Para muitas pessoas, evacuar logo pela manhã faz parte da rotina diária. Para outras, no entanto, o funcionamento do intestino é irregular e marcado por desconfortos como inchaço abdominal, gases, sensação de peso e até cansaço excessivo. A prisão de ventre, condição caracterizada pela lentidão do trânsito intestinal, é uma queixa comum e pode estar diretamente relacionada a mudanças na rotina, alimentação desequilibrada, viagens frequentes e baixo consumo de fibras.
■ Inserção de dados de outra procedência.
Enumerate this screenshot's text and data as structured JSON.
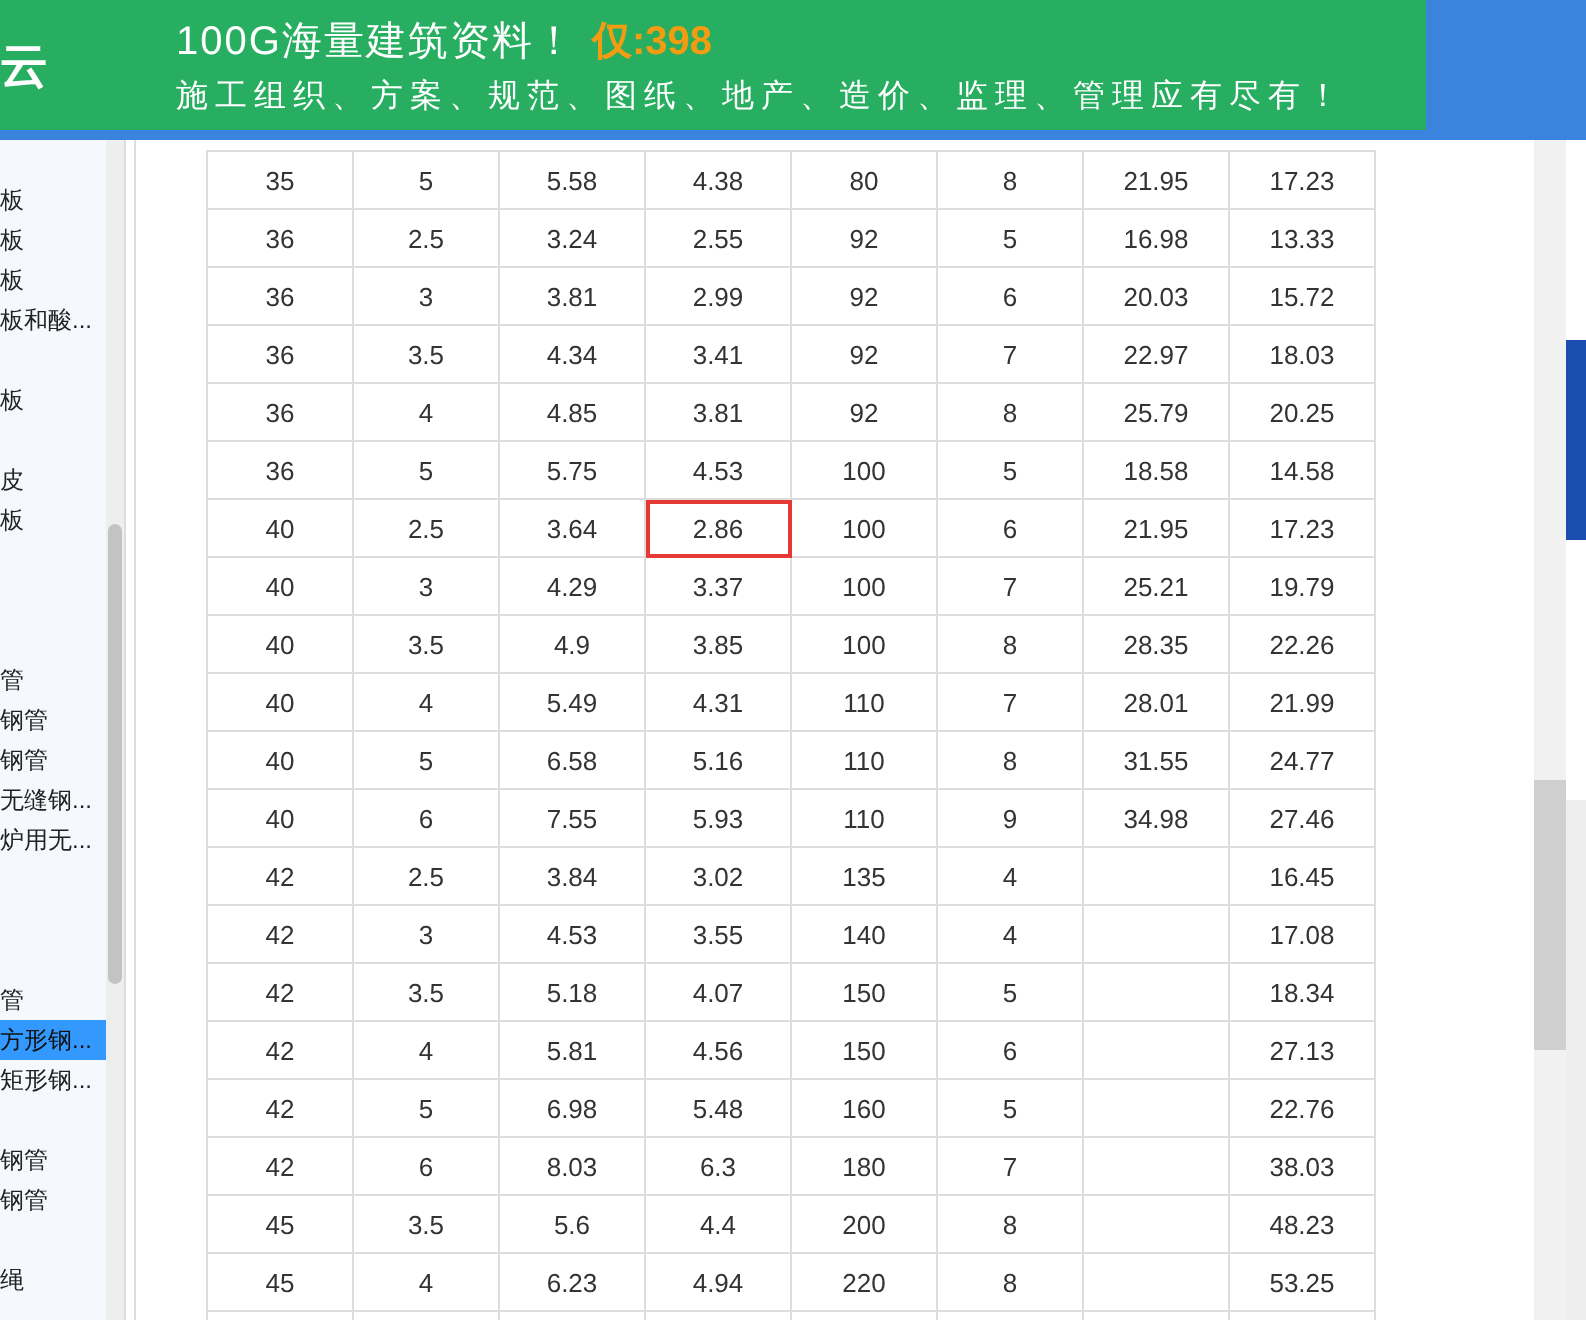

De acordo com a nutricionista Juliana Andrade, formada pela Universidade de Brasília (UnB), o problema costuma surgir rapidamente quando o organismo perde seus estímulos naturais. “Trata-se de uma queixa frequente, especialmente após períodos de alimentação desregulada ou alterações no dia a dia. O intestino responde de forma lenta, gerando desconfortos físicos e queda na qualidade de vida”, explica a especialista ao Metrópoles.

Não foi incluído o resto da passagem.